El niño miraba sin comprender el duelo entre sus dos abuelos, pero adivinando algo en sus actitudes.

-¿Qué le pasa a mi padre -preguntaba a Joaquín su yerno-, que está chocho con el nieto, él que apenas nunca me hizo caso? Ni recuerdo que siendo yo niño me hiciese esos dibujos...

-Es que vamos para viejos, hijo -le respondió Joaquín- y la vejez enseña mucho.

-Y hasta el otro día, a no sé qué pregunta del niño, le vi llorar. Es decir, le salieron las lágrimas. Las primeras que le he visto.

-¡Bah! ¡Eso es cardiaco!

-¿Cómo?

-Que tu padre está ya gastado por los años y el trabajo y por el esfuerzo de la inspiración artística y por las emociones, que tiene muy mermadas las reservas del corazón y que el mejor día...

-¿Qué?

-Os da, es decir, nos da un susto. Y me alegro que haya llegado ocasión de decírtelo, aunque ya pensaba en ello. Adviérteselo a Helena, a tu madre.

-Sí, él se queja de fatiga, de disnea, ¿será...?

-Eso es. Me ha hecho que le reconozca sin saberlo tú, y le he reconocido. Necesita cuidado.

Y así era que en cuanto se encrudecía el tiempo Abel se quedaba en casa y hacía que le llevasen a ella el nieto, lo que amargaba para todo el día al otro abuelo. «Me lo está mimando -decía Joaquín-, quiere arrebatarme su cariño; quiere ser el primero; quiere vengarse de lo de su hijo. Sí, sí, es por venganza, nada más que por venganza. Quiere quitarme este último consuelo. Vuelve a ser él, él, él, que me quitaba los amigos cuando éramos mozos.»

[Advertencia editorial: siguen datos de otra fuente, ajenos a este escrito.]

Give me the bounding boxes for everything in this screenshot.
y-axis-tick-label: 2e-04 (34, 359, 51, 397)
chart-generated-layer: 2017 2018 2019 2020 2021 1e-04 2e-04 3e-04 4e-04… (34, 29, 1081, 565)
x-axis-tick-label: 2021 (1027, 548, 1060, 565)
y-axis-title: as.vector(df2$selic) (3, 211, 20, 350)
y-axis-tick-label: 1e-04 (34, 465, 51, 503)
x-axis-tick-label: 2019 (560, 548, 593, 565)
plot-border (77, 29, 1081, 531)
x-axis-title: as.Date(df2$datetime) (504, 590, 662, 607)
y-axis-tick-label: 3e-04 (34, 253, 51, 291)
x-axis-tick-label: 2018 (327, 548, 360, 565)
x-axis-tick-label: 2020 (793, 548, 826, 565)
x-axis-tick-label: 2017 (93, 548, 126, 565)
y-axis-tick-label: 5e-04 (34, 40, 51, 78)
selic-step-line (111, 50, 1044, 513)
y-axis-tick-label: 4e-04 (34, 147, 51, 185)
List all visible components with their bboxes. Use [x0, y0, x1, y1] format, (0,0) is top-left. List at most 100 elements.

Y en tanto Abel le repetía al nietecito que quisiera mucho al abuelito Joaquín.

-Te quiero más a ti -le dijo una vez el nieto.

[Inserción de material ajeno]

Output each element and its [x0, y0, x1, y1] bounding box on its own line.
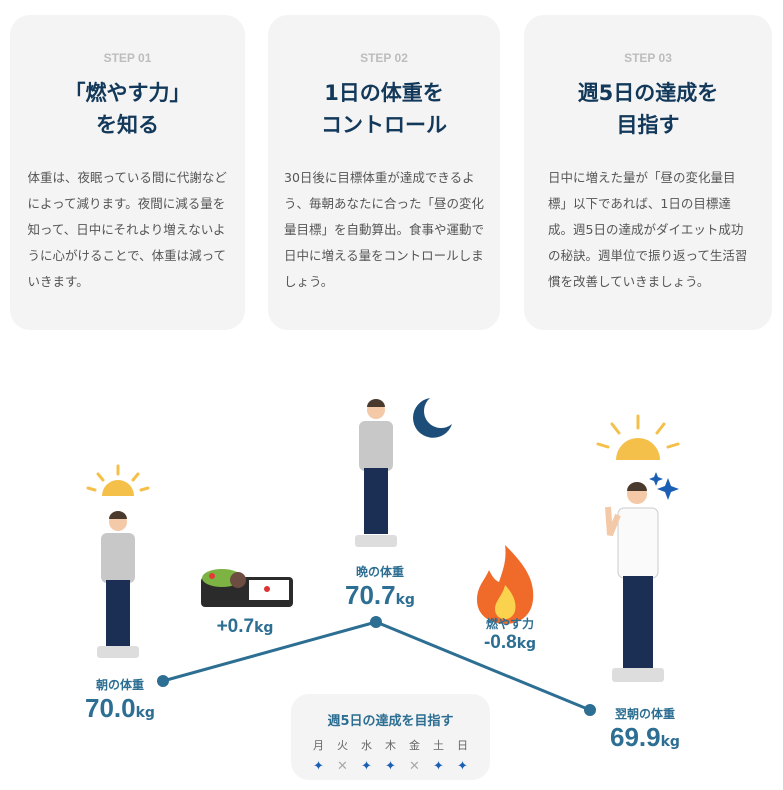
missed-x-icon: ✕ [409, 759, 420, 774]
step-card-2: STEP 02 1日の体重を コントロール 30日後に目標体重が達成できるよう、毎… [268, 15, 500, 330]
step-label: STEP 01 [103, 51, 152, 65]
person-evening-icon [355, 399, 397, 547]
weekday-label: 木 [385, 739, 396, 752]
weekday-item: 金 ✕ [407, 737, 423, 774]
step-body: 30日後に目標体重が達成できるよう、毎朝あなたに合った「昼の変化量目標」を自動算… [284, 170, 485, 289]
weekday-label: 火 [337, 739, 348, 752]
evening-weight: 晩の体重 70.7kg [345, 565, 415, 610]
weekday-item: 土 ✦ [431, 737, 447, 774]
achieved-star-icon: ✦ [385, 759, 396, 774]
weekday-label: 水 [361, 739, 372, 752]
step-body: 体重は、夜眠っている間に代謝などによって減ります。夜間に減る量を知って、日中にそ… [27, 170, 227, 289]
morning-weight: 朝の体重 70.0kg [85, 678, 155, 723]
sun-icon [596, 414, 680, 460]
person-morning-icon [97, 511, 139, 658]
bento-icon [201, 569, 293, 607]
achieved-star-icon: ✦ [313, 759, 324, 774]
step-title: 週5日の達成を 目指す [577, 81, 719, 137]
weekday-label: 日 [457, 739, 468, 752]
next-morning-weight: 翌朝の体重 69.9kg [610, 707, 680, 752]
step-title: 「燃やす力」 を知る [64, 81, 191, 137]
weekday-item: 月 ✦ [311, 737, 327, 774]
weekday-label: 月 [313, 739, 324, 752]
weekday-label: 土 [433, 739, 444, 752]
achieved-star-icon: ✦ [457, 759, 468, 774]
weekly-goal-title: 週5日の達成を目指す [327, 714, 454, 729]
weekly-goal-panel: 週5日の達成を目指す 月 ✦ 火 ✕ 水 ✦ 木 ✦ 金 ✕ 土 ✦ 日 ✦ [291, 694, 490, 780]
gain-amount: +0.7kg [216, 616, 274, 637]
burn-amount: 燃やす力 -0.8kg [483, 617, 537, 653]
weekday-label: 金 [409, 739, 420, 752]
achieved-star-icon: ✦ [361, 759, 372, 774]
step-title: 1日の体重を コントロール [321, 81, 447, 137]
step-label: STEP 02 [360, 51, 408, 65]
sun-icon [86, 464, 150, 496]
weekday-item: 日 ✦ [455, 737, 471, 774]
evening-point [370, 616, 382, 628]
flame-icon [477, 545, 534, 624]
moon-icon [412, 398, 452, 438]
weekday-item: 火 ✕ [335, 737, 351, 774]
person-next-morning-icon [605, 482, 664, 682]
missed-x-icon: ✕ [337, 759, 348, 774]
step-card-3: STEP 03 週5日の達成を 目指す 日中に増えた量が「昼の変化量目標」以下であ… [524, 15, 772, 330]
weekday-list: 月 ✦ 火 ✕ 水 ✦ 木 ✦ 金 ✕ 土 ✦ 日 ✦ [291, 737, 490, 774]
step-card-1: STEP 01 「燃やす力」 を知る 体重は、夜眠っている間に代謝などによって減り… [10, 15, 245, 330]
step-label: STEP 03 [624, 51, 672, 65]
morning-point [157, 675, 169, 687]
weekday-item: 水 ✦ [359, 737, 375, 774]
achieved-star-icon: ✦ [433, 759, 444, 774]
weekday-item: 木 ✦ [383, 737, 399, 774]
next-point [584, 704, 596, 716]
sparkle-icon [649, 472, 679, 500]
step-body: 日中に増えた量が「昼の変化量目標」以下であれば、1日の目標達成。週5日の達成がダ… [548, 170, 748, 289]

-¡Pues no! No debes quererme a mí más; hay que querer a todos igual. Primero a papá y a mamá y luego a los abuelos y a todos lo mismo. El abuelito Joaquín es muy bueno, te quiere mucho, te compra juguetes...

-También tú me los compras...

-Te cuenta cuentos...

-Me gustan más los dibujos que tú me haces... ¡Anda, píntame un toro y un picador a caballo!